人々は、2ドル払って「世界一太った少年」、292キロのザッカリー・ビーヴァーを見るために行列を作ったのです。

普通、退屈、なにも起きない、と書きましたが、実はそれは見せ掛けのこと。それぞれがそれぞれになにかを抱えこんでいるのです。
例えば、主人公トビーにしてみても、母親は、歌手になる夢を追ってナッシュビルに行ってしまいました。
キャルの兄(トビーにとって憧れの兄貴)ウェインは、徴兵されてヴェトナムにいます。
そして彼らをめぐる大人たち、友人達、みんなそれぞれに背負っているものがあり、人には言えない悩みがあり、・・・それだからこそ、やさしいのでした。
懐かしくて切ないような郷愁に満ちた空気。そしてそこに子どもの日々がある。なんでもない、といいながら、なにかがあり、人々がいて、町がある。
一つ一つの事件、ひとつひとつの思い出が、少年トビーの目を通して語られると、こんなに透明に切なく見えるものなのか。
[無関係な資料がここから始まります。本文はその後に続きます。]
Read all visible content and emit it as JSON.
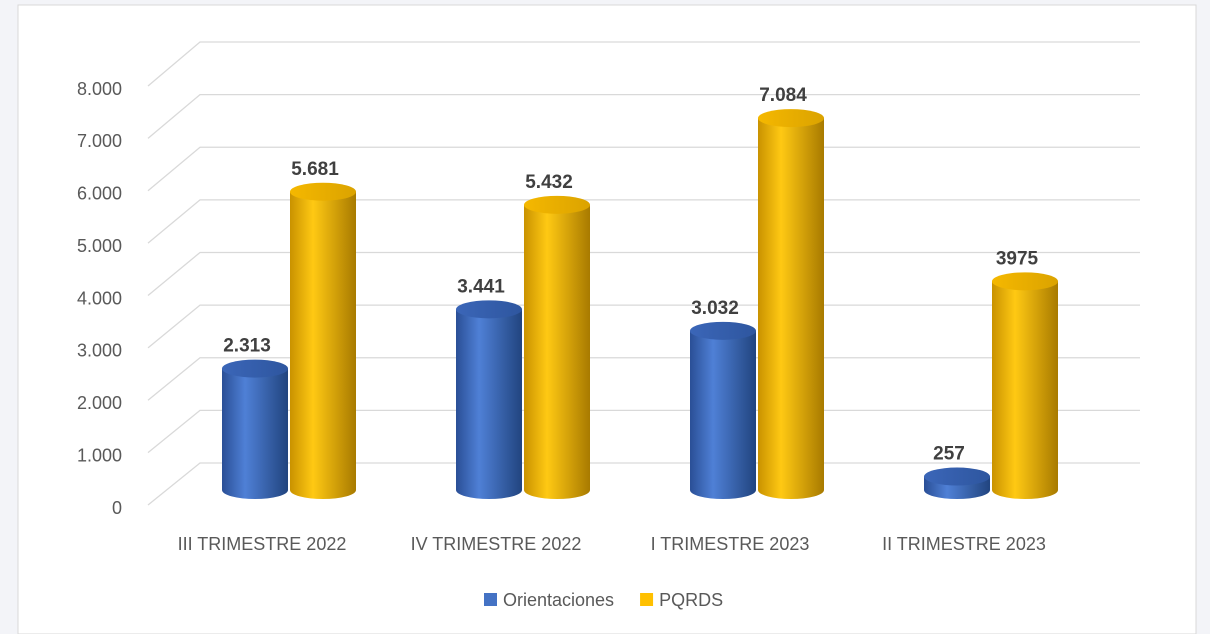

悲しみも切なさも、怒りさえも、ここではひたすらに愛おしいのです。

さて、この物語のなかで、人々の興味の中心にいるのがザッカリー・ビーヴァーです。
彼の後見人であり興業主ポーリーは、公演(?)が終わると、ザッカリーをトレーラーに残したまま、サンダーバードに乗ってどこかへ出かけてしまい、その後、何日たっても帰ってきません。
最初は、単なる好奇心からザッカリーに、トビーとキャルは近づいていきます。
ザッカリーは鼻持ちならない嫌なやつでした。しかし、どうしても気になって仕方がない存在。トビーは好奇心旺盛なキャルに半分引っぱられるようにしてしつこく彼のところに通います。ザッカリーもまた見た目とはちがう存在でした。人を圧するような巨体の中に臆病に、ほんとうの彼がひそんでいました。
そして、やがて友情が生まれます。
ザッカリーを中心に駆け回るトビーたち。そうするうちに、さまざまなものが見えてきます。社会も、世界も少しずつしっかり見えてきます。人が見かけよりもずっと深いのはあたりまえですが、その深みが、「人って捨てたものじゃないじゃない」って思える形で見えてくるのがいいな。
町の人たちの押し付けがましくない優しさも・・・。

子どもたちも素敵なのですが、大人たちがまたとびきりいいのです。特に「ボウル・ア・ラーマ」の経営者フェリスとリーヴァイ保安官が好き。
それから引退した裁判官(認知症になってしまっている)をトビーがキャッチボールに誘う場面が印象に残っています。ボールを投げあいながら、相手にボールを受け止めさせることを考え始めたトビー。実際に受け止める裁判官。なんと素敵に象徴的な場面であったことか。トビーのもやもやした思いがふっきれて澄み切っていくような。繋ぎたいと思いながら繋げずにいた人へ勇気を出して、そしてちゃんと受け止められるボールを投げようとしていた。次の場面につながる清清しさに胸が一杯になります。こうして少年が大人になる。
どうにも好きになれなかったミス・マーティ・メイが最後に見せてくれたアレで逆転してくれたのもびっくりですてきでした。
圧巻は「てんとう虫」です。

>ぼくは思った。ザッカリーの言ったとおりだ、と。綿畑って海みたいだ――。
一面緑の海です。そこに無数のてんとう虫・・・色が洪水のように、鮮やかに目の前に広がる。
そして、思います。退屈な町なんてないし、退屈な子ども時代もないのだと。